Arda Viraz au pont Chinvat
Le Livre d’Arda Viraz raconte le voyage de l’âme de Viraz, un homme juste (« arda »), dans des régions spirituelles. Choisi pour ses vertus, Viraz est plongé dans un coma de sept jours et sept nuits grâce à une boisson narcotique afin de vérifier l’exactitude des croyances zoroastriennes et l’efficacité des rituels. Il est le témoin des grâces du paradis et des tourments des enfers, qu’il raconte à son réveil.
Sur cette peinture, Arda Viraz est représenté en compagnie des divinités Srosh et Rashn, le juge, au pont Chinvat. Il s’agit du pont que les âmes des morts doivent traverser, et dont la largeur varie selon la balance entre les bonnes et les mauvaises actions du défunt. S’il est large et gardé par une belle femme, l’âme se dirige vers le paradis, mais s’il est étroit et sous le contrôle d’une horrible vieille femme, elle tombera en enfer.

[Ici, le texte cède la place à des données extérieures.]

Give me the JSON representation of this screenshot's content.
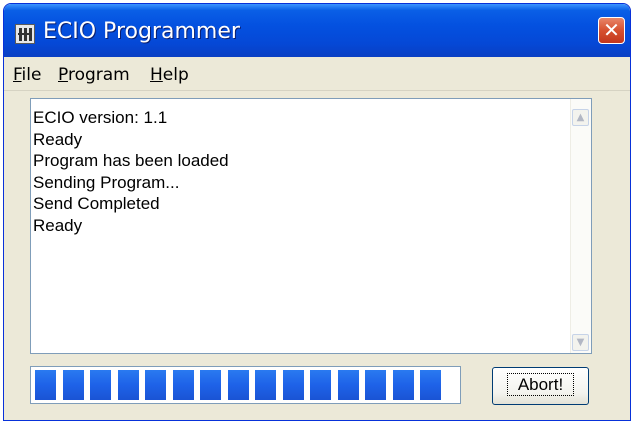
{
  "window": {
    "title": "ECIO Programmer",
    "icon": "ecio-app-icon",
    "close_label": "✕"
  },
  "menu": [
    {
      "key": "F",
      "rest": "ile"
    },
    {
      "key": "P",
      "rest": "rogram"
    },
    {
      "key": "H",
      "rest": "elp"
    }
  ],
  "log": [
    "ECIO version: 1.1",
    "Ready",
    "Program has been loaded",
    "Sending Program...",
    "Send Completed",
    "Ready"
  ],
  "progress": {
    "filled_segments": 15,
    "fraction": 0.97,
    "color": "#1e62e8"
  },
  "abort_label": "Abort!",
  "scrollbar": {
    "up_icon": "scroll-up-arrow-icon",
    "down_icon": "scroll-down-arrow-icon"
  }
}
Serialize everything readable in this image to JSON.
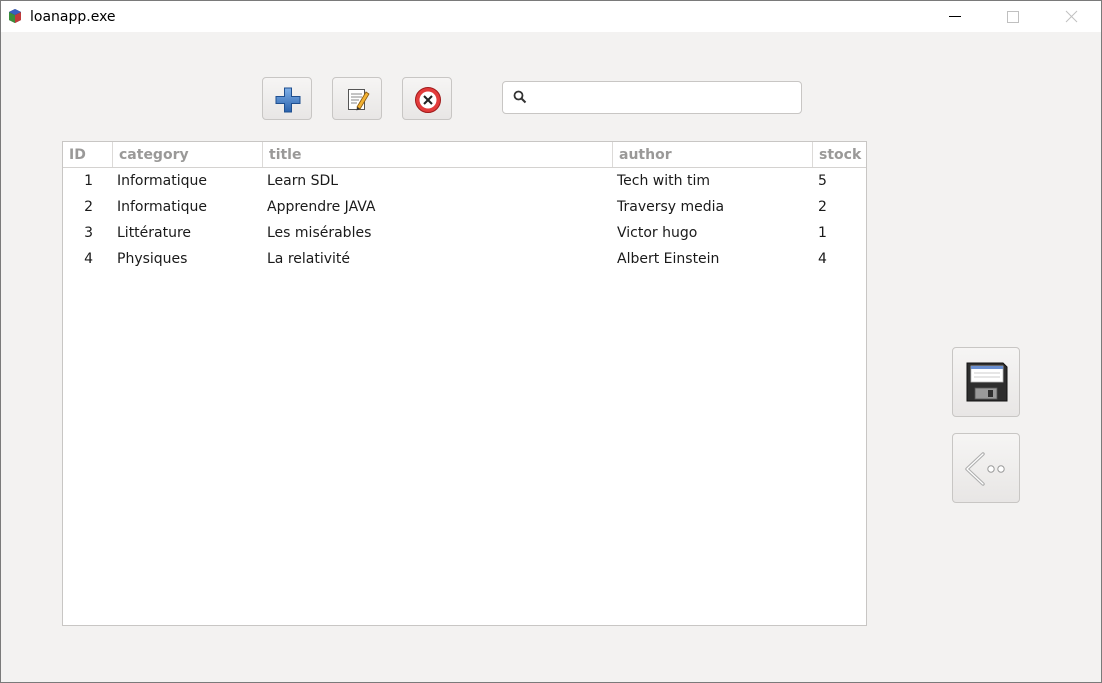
{
  "window": {
    "title": "loanapp.exe"
  },
  "toolbar": {
    "add_icon": "plus-icon",
    "edit_icon": "edit-note-icon",
    "delete_icon": "delete-circle-icon"
  },
  "search": {
    "icon": "search-icon",
    "value": "",
    "placeholder": ""
  },
  "table": {
    "columns": [
      "ID",
      "category",
      "title",
      "author",
      "stock"
    ],
    "rows": [
      [
        "1",
        "Informatique",
        "Learn SDL",
        "Tech with tim",
        "5"
      ],
      [
        "2",
        "Informatique",
        "Apprendre JAVA",
        "Traversy media",
        "2"
      ],
      [
        "3",
        "Littérature",
        "Les misérables",
        "Victor hugo",
        "1"
      ],
      [
        "4",
        "Physiques",
        "La relativité",
        "Albert Einstein",
        "4"
      ]
    ]
  },
  "side": {
    "save_icon": "floppy-disk-icon",
    "back_icon": "back-arrow-icon"
  },
  "colors": {
    "window_bg": "#f3f2f1",
    "header_text": "#9a9998",
    "plus_blue": "#3b78c4",
    "delete_red": "#d92020"
  }
}
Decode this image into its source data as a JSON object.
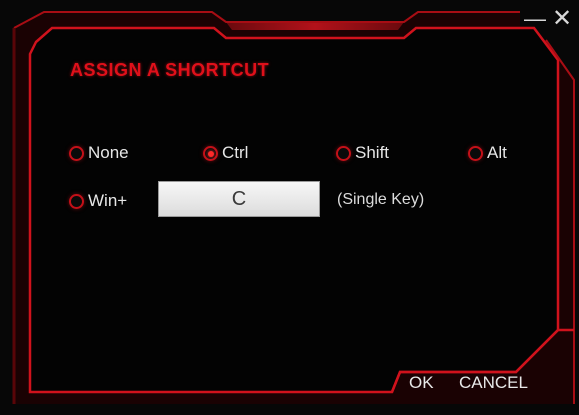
{
  "window": {
    "minimize_label": "—",
    "close_label": "✕"
  },
  "dialog": {
    "title": "ASSIGN A SHORTCUT",
    "modifiers": [
      {
        "label": "None",
        "checked": false
      },
      {
        "label": "Ctrl",
        "checked": true
      },
      {
        "label": "Shift",
        "checked": false
      },
      {
        "label": "Alt",
        "checked": false
      },
      {
        "label": "Win+",
        "checked": false
      }
    ],
    "key_value": "C",
    "key_note": "(Single Key)",
    "ok_label": "OK",
    "cancel_label": "CANCEL"
  },
  "colors": {
    "accent": "#e0101a",
    "background": "#070707",
    "text": "#e6e6e6"
  }
}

Le Livre d’Arda Viraz a été composé en moyen-perse et a connu plusieurs phases de rédaction jusqu’à prendre sa forme définitive autour des 9e-10e siècles. Plusieurs traductions, dont certaines illustrées, ont ensuite été faites en persan moderne. Ce manuscrit utilise la traduction de Bahram Pazhdu, un érudit zoroastrien actif à la fin du 13e siècle ; il a été copié et illustré au 18e siècle dans le Gujarat, lieu de résidence d’une importante communauté zoroastrienne, les Parsis.

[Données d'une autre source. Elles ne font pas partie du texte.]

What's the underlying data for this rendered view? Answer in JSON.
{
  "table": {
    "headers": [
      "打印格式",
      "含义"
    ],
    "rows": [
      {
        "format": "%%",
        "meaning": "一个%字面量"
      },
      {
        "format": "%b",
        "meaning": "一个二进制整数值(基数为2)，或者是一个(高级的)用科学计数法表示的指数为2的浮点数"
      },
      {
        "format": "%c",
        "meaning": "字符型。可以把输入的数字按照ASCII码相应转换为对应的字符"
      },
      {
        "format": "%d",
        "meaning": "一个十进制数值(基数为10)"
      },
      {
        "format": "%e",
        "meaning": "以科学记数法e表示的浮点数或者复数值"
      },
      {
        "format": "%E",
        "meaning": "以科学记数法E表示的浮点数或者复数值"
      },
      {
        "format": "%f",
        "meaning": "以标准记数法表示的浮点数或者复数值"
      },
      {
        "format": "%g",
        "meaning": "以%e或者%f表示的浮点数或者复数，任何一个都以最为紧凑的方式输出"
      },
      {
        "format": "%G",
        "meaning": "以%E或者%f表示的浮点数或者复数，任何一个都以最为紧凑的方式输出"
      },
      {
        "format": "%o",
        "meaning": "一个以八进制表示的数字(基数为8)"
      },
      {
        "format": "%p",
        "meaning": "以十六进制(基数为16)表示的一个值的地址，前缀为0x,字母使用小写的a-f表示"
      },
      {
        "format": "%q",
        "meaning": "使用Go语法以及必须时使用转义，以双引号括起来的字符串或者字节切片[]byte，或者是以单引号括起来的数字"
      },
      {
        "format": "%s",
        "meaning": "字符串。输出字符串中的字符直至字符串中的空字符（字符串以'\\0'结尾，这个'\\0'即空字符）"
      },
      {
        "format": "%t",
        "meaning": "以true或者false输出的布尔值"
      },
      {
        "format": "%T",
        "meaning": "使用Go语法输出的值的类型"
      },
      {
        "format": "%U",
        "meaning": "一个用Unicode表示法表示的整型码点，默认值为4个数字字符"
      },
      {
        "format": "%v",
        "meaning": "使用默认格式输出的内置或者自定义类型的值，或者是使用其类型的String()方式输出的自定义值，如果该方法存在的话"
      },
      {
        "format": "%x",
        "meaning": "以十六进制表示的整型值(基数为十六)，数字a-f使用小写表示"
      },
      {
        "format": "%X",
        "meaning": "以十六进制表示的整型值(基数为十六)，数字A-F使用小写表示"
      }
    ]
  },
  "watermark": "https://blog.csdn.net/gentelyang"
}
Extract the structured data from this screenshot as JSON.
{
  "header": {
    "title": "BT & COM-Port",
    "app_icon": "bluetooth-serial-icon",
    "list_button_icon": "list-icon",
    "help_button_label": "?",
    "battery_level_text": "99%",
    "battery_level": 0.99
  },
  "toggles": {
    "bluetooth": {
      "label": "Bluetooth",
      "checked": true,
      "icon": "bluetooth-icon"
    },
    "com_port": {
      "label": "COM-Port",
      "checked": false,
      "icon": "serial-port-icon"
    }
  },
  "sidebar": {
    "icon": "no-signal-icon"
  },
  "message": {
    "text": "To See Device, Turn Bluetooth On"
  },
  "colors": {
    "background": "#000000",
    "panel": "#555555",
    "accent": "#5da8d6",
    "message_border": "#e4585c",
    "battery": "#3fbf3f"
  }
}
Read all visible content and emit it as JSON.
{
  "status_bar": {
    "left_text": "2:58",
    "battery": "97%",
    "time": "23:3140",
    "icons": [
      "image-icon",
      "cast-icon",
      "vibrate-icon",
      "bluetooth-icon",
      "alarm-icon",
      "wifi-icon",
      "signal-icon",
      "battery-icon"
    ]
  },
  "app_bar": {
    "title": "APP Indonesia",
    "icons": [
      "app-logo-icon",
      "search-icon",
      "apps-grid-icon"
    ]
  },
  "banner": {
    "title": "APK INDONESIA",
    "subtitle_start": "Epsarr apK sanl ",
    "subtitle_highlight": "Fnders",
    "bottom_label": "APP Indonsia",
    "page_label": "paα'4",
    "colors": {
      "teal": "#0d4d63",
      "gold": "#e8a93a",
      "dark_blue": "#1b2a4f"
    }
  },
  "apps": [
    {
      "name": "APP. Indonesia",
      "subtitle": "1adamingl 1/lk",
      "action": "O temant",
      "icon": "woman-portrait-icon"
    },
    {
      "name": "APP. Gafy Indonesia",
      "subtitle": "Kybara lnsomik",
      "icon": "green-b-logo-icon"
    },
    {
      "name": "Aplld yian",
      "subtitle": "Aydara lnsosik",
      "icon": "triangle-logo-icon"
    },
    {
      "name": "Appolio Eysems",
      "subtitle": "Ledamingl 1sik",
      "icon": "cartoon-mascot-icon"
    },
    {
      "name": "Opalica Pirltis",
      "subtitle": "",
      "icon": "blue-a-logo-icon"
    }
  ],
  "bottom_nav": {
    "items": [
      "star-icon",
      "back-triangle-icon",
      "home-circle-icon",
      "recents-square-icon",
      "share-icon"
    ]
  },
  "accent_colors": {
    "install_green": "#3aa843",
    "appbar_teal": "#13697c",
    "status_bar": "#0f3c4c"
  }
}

Le texte a souvent été comparé à la Divine Comédie de Dante, qui raconte un voyage similaire ; il peut aussi être rapproché des narrations du mi‛raj de Muhammad, un épisode de la vie du prophète de l’Islam qui le mène à visiter les cieux et les enfers.
Une religion dualiste
Un polythéisme ancien

Goshtasp et Zoroastre
On connaît peu de choses sur le personnage historique de Zoroastre, ou Zarathoushtra. Selon la tradition zoroastrienne, rapportée plus tard dans le Livre des rois de Ferdowsi (10e siècle), il aurait vécu à l’époque du roi Goshtasp. Ce roi est également mentionné sous le nom de Vishtaspa dans les Gathas, texte fondateur de la religion zoroastrienne, et dans d’autres textes religieux tardo-antiques. L’historicité de Zoroastre étant un sujet controversé, la période où il aurait vécu reste impossible à établir. Les chercheurs proposent de situer la composition de l’Avesta entre 1000 av. J.-C. et 600 av. J.-C.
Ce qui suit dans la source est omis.